Victims: Katherine Macaulay, Danae Palermo, Heather Goodwin
Three high school girls were murdered by their peers who shocked the residents of their upscale neighborhood and shattered their families and friends.
“I feel as though I, too, were murdered,” said a tearful Maureen Palermo, mother of Danae Palermo, who was slain with Kathy Macaulay and Heather Goodwin on March 21, 1991.
The murders were carried out during a party of drinking and marijuana smoking in Macaulay’s home in Pasadena’s hillside Annandale neighborhood after an argument between Burt Hebrock and two of the girls, one of whom had kicked him in the groin. Heather Goodwin
According to trial testimony, Hebrock shot Macaulay, 18, with a shotgun belonging to Macaulay’s stepfather, Michael Koss. Then, according to a witness and a statement by the defendant, David Adkins grabbed the weapon and “took” Palermo, 17, and Goodwin, 18. Each girl was shot once in the head, execution-style. EDMUND NEWTON | LA TIMES STAFF WRITER
The following statements by the father of Katherine Macaulay and a friend of Heather Goodwin were posted on Amazon.com in their reviews on a book written about the murders.
My name is Wayne Macaulay, father of Katherine Macaulay, the first victim shot to death. Her mother and I separated and divorced about 10 years before she was murdered. I got to see Katherine on some weekends and holidays but it was not enough time to watch over her. I miss Katherine every day and will do so until the end of my life. Holidays, like Thanksgiving today, are the worst. I remember her climbing in my lap in her footsie pajamas and watching Saturday morning cartoons. I loved her. Her ashes are buried in her maternal family’s cemetery in Nauvoo, IL. A cold and lonely place. When I visit her grave I feel the great pain of losing her all over again. She was a good girl and did not deserve what happened to her. Neither did her friends. This tragedy, however, could have been prevented but for the fuzzy minded liberals in California who let the killers go through a revolving door juvenile justice system until they graduated to felony crime.

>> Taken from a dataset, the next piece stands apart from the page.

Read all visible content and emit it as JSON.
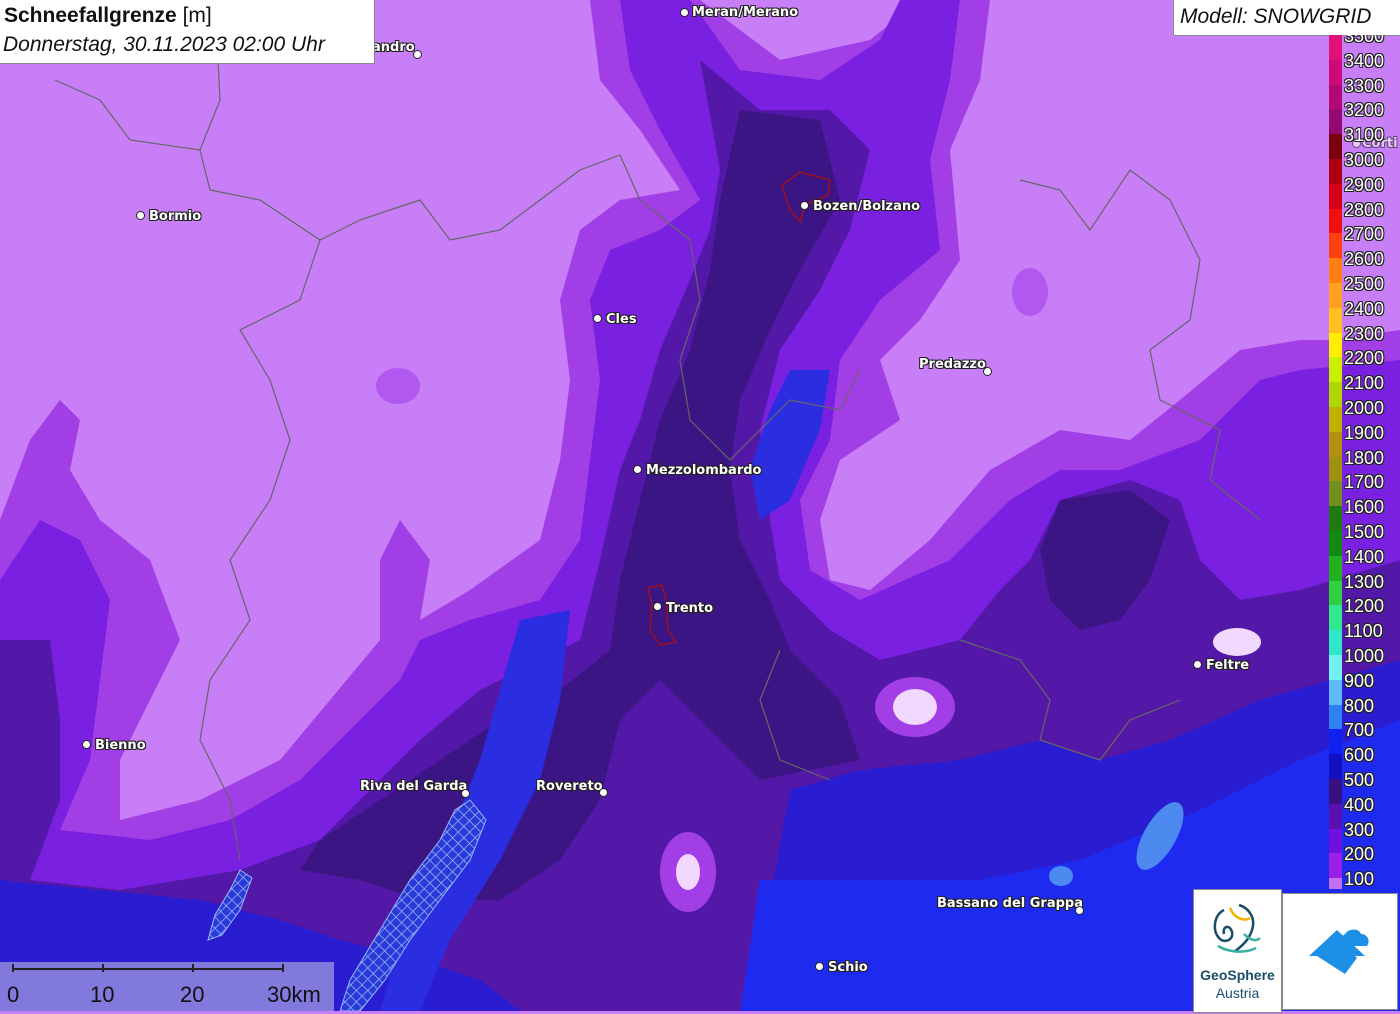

Their records at trial were three feet high and yet they were out. Thank you, California. Thank you for doing nothing to save these girls.
I miss Heather. She was just a little girl trying to figure out life. In her punk duds and mohawk, forever evaluating the status of her relationship with her boyfriend, Eddie, she’d appear at parties, the e-bar, Rose City Diner, our apartment; you just never knew how this mid-teen-year-old girl could appear anywhere at all hours and on any given day. She was the epitome of a rich punk-rocker; silver spoon and a paper plate. She swore she liked JD, and would attempt to consume a whole bottle just to prove it, at which point someone, or often several people, would become very concerned and intercede. Those who knew her would know to do so gently, as she was easily provoked. And, despite this bravado, she was fun; and an enigma. I am glad her memory, and that of all three girls, is immortalized in something as enduring as a book, however, I agree with another of the reviewers in that the writer had an apparent bias and agenda in writing this novel, so, read it with some discernment. The indisputable fact remains that 3 young girls were betrayed by their long-time peers; and murdered.